Show Review: High on Fire & Pallbearer @ Royale 8.17.15
by Mike Doub (real life person), published September 16th 2015
photos by Ben Stas (Powerslave)
Your opinion on the current state of metal music, if you have one, probably hinges on your position within the Deafheaven divide. It’s usually one of two extremes. The genre is either lauded for a recent diversity boom, or decried for dilution bordering on sacrilege. While ideology wars are generally silly (and Deafheaven are great!) metal’s clash in sensibilities has yielded fascinatingly singular records in the last year. On one of 2015’s most esoteric releases, Liturgy’s The Ark Work, monumental orchestral swells and synthetic drums were a far cry from common metal signifiers. On the other end of the spectrum, Slayer released another Slayer album last Friday. A genre divided stands just fine.
High on Fire and Pallbearer are beneficiaries of the excitement surrounding the recent culture clash. The former is a reliable outfit of metal veterans, the latter a group of up-and-coming traditionalists. Unsurprisingly, then, their Boston show at the Royale didn’t want for canonical conduct. Throughout the night index and pinky fingers went up sans irony, downtuned guitars roared, and corny growls (High on Fire) were matched by corny Ozzy-indebted yelps (Pallbearer). Openers Venomous Maximus and Lucifer were similarly reverent. Venomous Maximus’ set, the first of the night, felt lifted straight from the thrash metal playbook: fast, aggressive riffs aligning with fast, aggressive drumming. Later, the psychedelic-leaning heavy metal of Lucifer was supported by visuals seemingly culled from the Powerslave album art.
Pallbearer, touring 2014’s excellent Foundations of Burden, followed Lucifer. On both that album and Sorrow and Extinction in 2012 the Arkansas four-piece has perfected the art of the slow burn, letting their crushing riffs unfold in multiple movements across challenging song lengths. In that way the group resembles an anesthetized Black Sabbath, one that’s rarely theatrical or overly technical. This uniformity – as well as their slow tempos – can make Pallbearer songs a marathon, especially live. Even so, the band’s individual elements hit hard that night. Mark Lierly’s feel behind the drums was heavy and lived-in, and the live setting provided guitarist Devin Holl a forum for adventure in his (often lengthy) solos. It was a small disappointment to see Pallbearer perform so within their wheelhouse; the doom metal via Beach House of Burden’s “Ashes” in particular suggests promise should the band expand beyond their formula. But for now, Pallbearer’s doom metal routine is still a satisfyingly punishing experience.

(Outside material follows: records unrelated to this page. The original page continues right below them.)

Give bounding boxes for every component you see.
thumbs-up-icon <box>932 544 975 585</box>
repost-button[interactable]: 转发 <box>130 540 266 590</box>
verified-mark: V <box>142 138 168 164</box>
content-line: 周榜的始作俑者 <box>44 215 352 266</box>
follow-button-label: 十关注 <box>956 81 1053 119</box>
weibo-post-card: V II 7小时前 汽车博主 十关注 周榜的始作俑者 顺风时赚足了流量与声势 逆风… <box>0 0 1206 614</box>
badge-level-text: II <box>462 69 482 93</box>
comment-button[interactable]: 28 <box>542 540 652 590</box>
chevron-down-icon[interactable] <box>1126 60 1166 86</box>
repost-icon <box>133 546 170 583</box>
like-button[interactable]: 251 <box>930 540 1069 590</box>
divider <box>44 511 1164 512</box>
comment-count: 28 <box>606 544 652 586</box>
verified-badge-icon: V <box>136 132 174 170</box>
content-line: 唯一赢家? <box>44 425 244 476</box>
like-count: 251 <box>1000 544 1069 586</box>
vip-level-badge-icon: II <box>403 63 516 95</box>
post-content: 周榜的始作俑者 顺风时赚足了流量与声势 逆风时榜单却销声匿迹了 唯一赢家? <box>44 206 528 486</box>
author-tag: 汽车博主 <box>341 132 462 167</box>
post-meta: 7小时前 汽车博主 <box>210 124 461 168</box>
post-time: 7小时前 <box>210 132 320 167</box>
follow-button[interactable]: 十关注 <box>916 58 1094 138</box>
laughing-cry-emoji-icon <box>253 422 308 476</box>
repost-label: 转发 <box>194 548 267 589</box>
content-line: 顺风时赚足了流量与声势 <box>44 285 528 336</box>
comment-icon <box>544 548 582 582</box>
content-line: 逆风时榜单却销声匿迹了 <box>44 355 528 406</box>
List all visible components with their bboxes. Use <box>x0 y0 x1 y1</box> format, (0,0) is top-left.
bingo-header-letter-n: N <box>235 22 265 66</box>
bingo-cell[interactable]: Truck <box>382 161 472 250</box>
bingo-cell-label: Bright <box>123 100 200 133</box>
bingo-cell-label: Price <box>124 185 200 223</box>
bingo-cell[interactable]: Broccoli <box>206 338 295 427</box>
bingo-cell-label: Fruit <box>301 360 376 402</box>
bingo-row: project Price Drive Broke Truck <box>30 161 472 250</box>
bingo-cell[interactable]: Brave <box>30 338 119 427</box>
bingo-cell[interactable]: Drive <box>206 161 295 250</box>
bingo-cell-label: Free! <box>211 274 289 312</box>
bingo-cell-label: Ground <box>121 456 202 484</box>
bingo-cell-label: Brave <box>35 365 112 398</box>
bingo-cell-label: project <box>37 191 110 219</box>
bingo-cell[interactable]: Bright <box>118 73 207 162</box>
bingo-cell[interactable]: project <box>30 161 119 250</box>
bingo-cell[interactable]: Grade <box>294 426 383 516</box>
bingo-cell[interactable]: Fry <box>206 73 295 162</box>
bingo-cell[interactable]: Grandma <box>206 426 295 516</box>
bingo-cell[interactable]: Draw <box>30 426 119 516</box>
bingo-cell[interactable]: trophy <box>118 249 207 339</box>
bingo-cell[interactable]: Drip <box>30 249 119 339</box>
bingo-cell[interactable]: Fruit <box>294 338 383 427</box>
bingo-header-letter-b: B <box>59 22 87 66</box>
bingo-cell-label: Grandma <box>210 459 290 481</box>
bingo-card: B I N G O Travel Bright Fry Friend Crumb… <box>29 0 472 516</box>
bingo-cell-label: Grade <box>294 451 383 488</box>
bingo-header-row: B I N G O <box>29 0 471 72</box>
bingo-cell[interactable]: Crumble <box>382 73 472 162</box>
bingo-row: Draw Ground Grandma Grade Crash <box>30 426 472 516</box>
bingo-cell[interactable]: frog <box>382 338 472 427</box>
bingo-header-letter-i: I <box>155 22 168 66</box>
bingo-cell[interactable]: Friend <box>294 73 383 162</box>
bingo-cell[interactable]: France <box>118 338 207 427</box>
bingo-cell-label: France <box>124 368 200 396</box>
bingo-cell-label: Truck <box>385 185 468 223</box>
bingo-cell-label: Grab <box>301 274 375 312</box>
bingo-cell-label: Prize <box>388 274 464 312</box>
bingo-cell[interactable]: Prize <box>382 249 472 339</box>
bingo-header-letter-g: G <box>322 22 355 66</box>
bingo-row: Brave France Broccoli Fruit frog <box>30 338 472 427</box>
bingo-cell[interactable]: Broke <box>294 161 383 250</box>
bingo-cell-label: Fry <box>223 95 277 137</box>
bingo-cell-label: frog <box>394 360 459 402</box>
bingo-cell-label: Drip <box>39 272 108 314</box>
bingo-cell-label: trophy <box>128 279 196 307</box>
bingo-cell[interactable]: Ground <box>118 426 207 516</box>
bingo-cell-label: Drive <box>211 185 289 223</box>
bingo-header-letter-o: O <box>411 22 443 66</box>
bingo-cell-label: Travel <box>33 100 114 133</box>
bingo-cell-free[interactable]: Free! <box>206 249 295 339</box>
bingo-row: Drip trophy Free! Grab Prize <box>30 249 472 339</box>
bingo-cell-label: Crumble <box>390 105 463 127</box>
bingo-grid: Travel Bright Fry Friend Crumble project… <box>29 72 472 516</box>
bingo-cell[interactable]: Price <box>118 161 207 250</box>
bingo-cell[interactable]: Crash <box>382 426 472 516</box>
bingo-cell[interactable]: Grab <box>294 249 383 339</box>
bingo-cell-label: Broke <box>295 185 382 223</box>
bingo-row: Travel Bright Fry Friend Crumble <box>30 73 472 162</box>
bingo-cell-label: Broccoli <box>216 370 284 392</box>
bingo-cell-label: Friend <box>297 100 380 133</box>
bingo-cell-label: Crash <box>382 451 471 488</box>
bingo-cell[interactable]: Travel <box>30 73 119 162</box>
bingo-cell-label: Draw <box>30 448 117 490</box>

They were succeeded by High on Fire, who brought with them a considerable energy boost. Guitarist and singer Matt Pike’s previous band Sleep could be an even greater endurance test than Pallbearer – the band’s masterpiece is an hour-long dirge called “Dopesmoker.” With hookier choruses and more dynamic arrangements High on Fire exist in stark contrast to that group, and Pallbearer as well. At their Boston date the trio ripped through song after song with abandon. The set adeptly replicated the pummeling feel of High on Fire songs on record, and featured a gleefully deranged vocal delivery from Matt Pike. Like Pallbearer though, the similarity of High on Fire’s songs to one another dulled their impact over the course of the night. Like Pallbearer too, their new record – Luminiferous, released this year – features a song intriguing in its rejection of most qualities High on Fire (“The Cave”) that regrettably didn’t make an appearance. Both songs will likely represent roads not taken for either band because, despite an occasional pivot, High on Fire and Pallbearer’s place in the Deafheaven divideTM is firmly alongside other metal conservatives. And while it’s a loaded term, there’s nothing inherently wrong with that stance. High on Fire and Pallbearer both have a distinct spin on their genre, and bolster their somewhat narrow explorations thereof with consistently confident execution. Both bands’ recent records and their Boston show supporting them are proof of that.